In response to artists calling for Israel to be banned from Eurovision, the European Broadcasting Union (EBU) issued a statement earlier this week: “We understand the concerns and deeply held views around the current conflict in the Middle East.
“The EBU is not immune to global events but, together, with our members, it is our role to ensure the Contest remains – at its heart – a universal event that promotes connections, diversity and inclusion through music.
“We all aspire to keep the Eurovision Song Contest positive and inclusive and aspire to show the world as it could be, rather than how it necessarily is.”
The statement went on to say: “As a reminder, the EBU is an association of public service broadcasters, not governments, who are all eligible to participate in the Eurovision Song Contest every year if they meet the requisite requirements.
“It is not our role to make comparisons between conflicts.
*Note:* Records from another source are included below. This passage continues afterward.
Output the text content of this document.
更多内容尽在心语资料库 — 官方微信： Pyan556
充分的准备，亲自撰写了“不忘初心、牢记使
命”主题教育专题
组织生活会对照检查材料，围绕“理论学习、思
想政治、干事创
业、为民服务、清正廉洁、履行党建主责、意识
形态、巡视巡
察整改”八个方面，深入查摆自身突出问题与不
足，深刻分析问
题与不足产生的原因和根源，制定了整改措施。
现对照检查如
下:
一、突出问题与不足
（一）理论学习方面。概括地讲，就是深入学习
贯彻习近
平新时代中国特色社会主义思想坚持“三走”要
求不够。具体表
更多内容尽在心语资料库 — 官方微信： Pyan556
As part of its mission to secure a sustainable future for public service media, the EBU is supporting our Israeli Member KAN against the threat from being privatised or shut down by the Israeli government.
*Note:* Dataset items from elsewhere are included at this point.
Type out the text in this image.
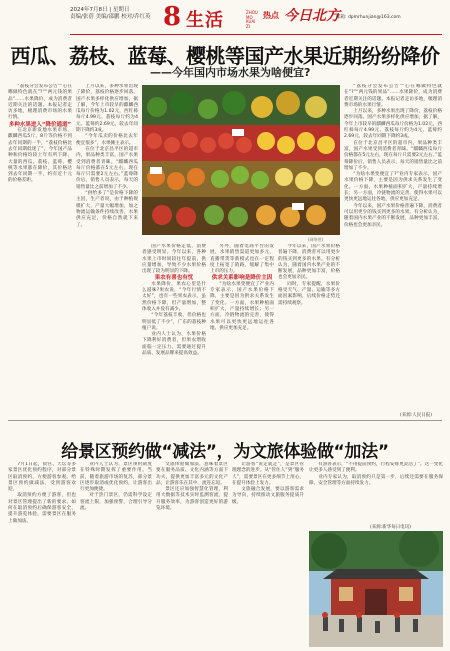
2024年7月8日 | 星期日
责编/张蓓 美编/邵鹏 校对/乔红英 8 生活	ZHOU MO KUAI ZI
热点 今日北方
邮箱: dpmrhunjian@163.com
西瓜、荔枝、蓝莓、樱桃等国产水果近期纷纷降价
——今年国内市场水果为啥便宜?

“荔枝分会发布公告”“心在哪做特色就在”?”“两元钱的果品”……水果降价，成为消费者近期关注的话题。本报记者走访多地，梳理消费市场的水果行情。

多种水果进入“降价通道”

在北京新发地水果市场，麒麟西瓜5斤、8斤等价格不到去年同期的一半，“荔枝价格比去年同期低迷了”。今年国产品种和价格均较上年有所下降，大量的西瓜、荔枝、蓝莓、樱桃等水果都在降价，其价格达到去年同期一半，约有近十元的价格差距。

上月以来，多种水果出现了降价，荔枝价格逐步回落。国产水果多样化供应增加，据了解，今年上市较早的麒麟西瓜每斤价格为1.02元，西红柿每斤4.99元、荔枝每斤约为4元、蓝莓约2.69元，较去年同期下降约3成。

“今年瓜卖的价格比去年便宜很多”，水果摊主表示。

在位于北京昌平区的超市内，果品种类丰富，国产水果受到消费者青睐。“麒麟西瓜每斤价格都在5元左右，现在每斤只需要2元左右。”蓝莓降价后，销售人员表示，每天的销售量比之前增加了不少。

“供给多了”是价格下降的主因，生产者说，由于种植规模扩大，产量大幅增加，加之物流运输条件持续改善，水果供应充足，价格自然就下来了。

(网络图)

国产水果价格走低，消费者感受明显。今年以来，各种水果上市时间较往年提前，供应量增加，导致不少水果价格出现了较为明显的下降。

果农有喜也有忧

水果降价，果农心里是什么滋味?果农说，“今年行情不太好”，也有一些果农表示，虽然价格下降，但产量增加，整体收入并没有减少。

“今年荔枝丰收，但价格也明显低了不少”，广东的荔枝种植户说。

业内人士认为，水果价格下降利好消费者，但果农增收面临一定压力，需要通过提升品质、发展品牌来提高效益。

另外，随着电商平台的发展，水果销售渠道更加多元，直播带货等新模式也在一定程度上拓宽了销路，缓解了集中上市的压力。

供求关系影响是降价主因

“为啥水果变便宜了?”业内专家表示，国产水果价格下降，主要是因为供求关系发生了变化。一方面，水果种植面积扩大，产量持续增长；另一方面，冷链物流的完善，使得水果可以更快更远地运往各地，供应更加充足。

今年以来，国产水果价格普遍下降，消费者可以用更少的钱买到更多的水果。有分析认为，随着国内水果产业的不断发展，品种更加丰富，价格也会更加亲民。

同时，专家提醒，水果价格受天气、产量、运输等多方面因素影响，后续价格走势还需持续观察。

“荔枝分会发布公告”“心在哪做特色就在”?”“两元钱的果品”……水果降价，成为消费者近期关注的话题。本报记者走访多地，梳理消费市场的水果行情。

上月以来，多种水果出现了降价，荔枝价格逐步回落。国产水果多样化供应增加，据了解，今年上市较早的麒麟西瓜每斤价格为1.02元，西红柿每斤4.99元、荔枝每斤约为4元、蓝莓约2.69元，较去年同期下降约3成。

在位于北京昌平区的超市内，果品种类丰富，国产水果受到消费者青睐。“麒麟西瓜每斤价格都在5元左右，现在每斤只需要2元左右。”蓝莓降价后，销售人员表示，每天的销售量比之前增加了不少。

“为啥水果变便宜了?”业内专家表示，国产水果价格下降，主要是因为供求关系发生了变化。一方面，水果种植面积扩大，产量持续增长；另一方面，冷链物流的完善，使得水果可以更快更远地运往各地，供应更加充足。

今年以来，国产水果价格普遍下降，消费者可以用更少的钱买到更多的水果。有分析认为，随着国内水果产业的不断发展，品种更加丰富，价格也会更加亲民。

(来源:人民日报)
给景区预约做“减法”，为文旅体验做“加法”

7月1日起，故宫、天坛等多家景区优化预约程序，对部分景区取消预约，方便游客参观。给景区预约做减法，受到游客欢迎。

取消预约方便了游客，但也对景区管理提出了新的要求。如何在取消预约后确保游客安全、提升游览体验，需要景区在服务上做加法。

业内人士认为，景区预约制度在特殊时期发挥了重要作用。当前，随着旅游市场的复苏，部分景区逐步取消或优化预约，让游客出行更加便捷。

对于热门景区，仍需科学设定客流上限，加强预警，合理引导分流。

文旅体验做加法，意味着景区要在服务品质、文化内涵等方面下功夫，提供更加丰富多元的文化产品，让游客乐在其中、流连忘返。

景区还应加强智慧化管理，利用大数据等技术实时监测客流，提升服务效率，为游客创造更好的游览环境。

让游客“说走就走”，是景区管理理念的进步。从“管住人”到“服务人”，需要景区在更多细节上用心，在提升体验上发力。

文旅融合发展，要以游客需求为导向，持续推动文旅服务提质升级。

有游客表示，“不用提前预约，行程安排更灵活了”。这一变化让更多人感受到了便利。

业内专家认为，取消预约只是第一步，后续还需要在服务保障、安全管理等方面持续发力。

(来源:新华每日电讯)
“The EBU remains aligned with other international organisations that have similarly maintained their inclusive stance towards Israeli participants in major competitions at this time.”

Although they’ve previously expressed support for Palestine, Nemo said during the conversation that withdrawing from last year’s Eurovision was “never” an option. They felt compelled to use the platform to share their personal story through their winning song, The Code.
It was very much just me realising that this story is important to tell. And if I’m not there to tell it, and to say it, then no one else will,
they claimed
I think I could have not gone through all of that if I was just singing kind of a song that was a cute song, and I would feel happy singing it. I needed this sense of direction and purpose, and that was what never made me even question being there.
Nemo went on:
“And that’s how it feels for me this year, as well,” they added, referring to their upcoming performance at the contest. Nemo also addressed the recent rule changes regarding flags at this year’s Eurovision Song Contest.
Under the new rules, audience members can wave any flags or emblems they choose (provided they comply with Swiss law), but performers on stage or in “official spaces” are only allowed to display their own country’s flag.
This change effectively bans Pride flags from the Eurovision stage — a decision Nemo called “stupid as fuck.” “That’s so dumb,” Nemo said. “I don’t get it. It’s so random sometimes. I just feel like… why? You know what I mean?
You can’t be known for like the queerest thing in the world, basically, a contest that has been associated with queerness and gay culture for so long, and then be like, ‘oh, we don’t allow Pride flags for the artists’. And especially after last year, when I had to smuggle in the non-binary flag, and they were like, ‘you can’t have it on stage’, they told me. And then after the contest, the official statement was like, ‘it was never forbidden’. But then this year, they’re pro-actively [forbidding flags on stage]. I don’t know, it’s very strange to me.
I don’t know, it feels a bit confusing to me. Also, this rule feels not thought through, at all. I don’t know who decided that, and how they decided it, and what was the reason for it, especially after last year, but it just feels strange. It feels not really thought through. I don’t know.
Nemo continued
They added: “It doesn’t even feel ill-intended. I don’t know, I’m confused by it. I think that’s the only thing I can say. I don’t think it makes sense at all.
“And it’s harming, I feel like, the cause of Eurovision. I don’t know, it’s just weird to me.”
Following their 2024 Eurovision win, Nemo will return as a guest performer at this year’s contest, set to take place in Basel later this month. They also recently released a new single, Casanova, with an accompanying music video.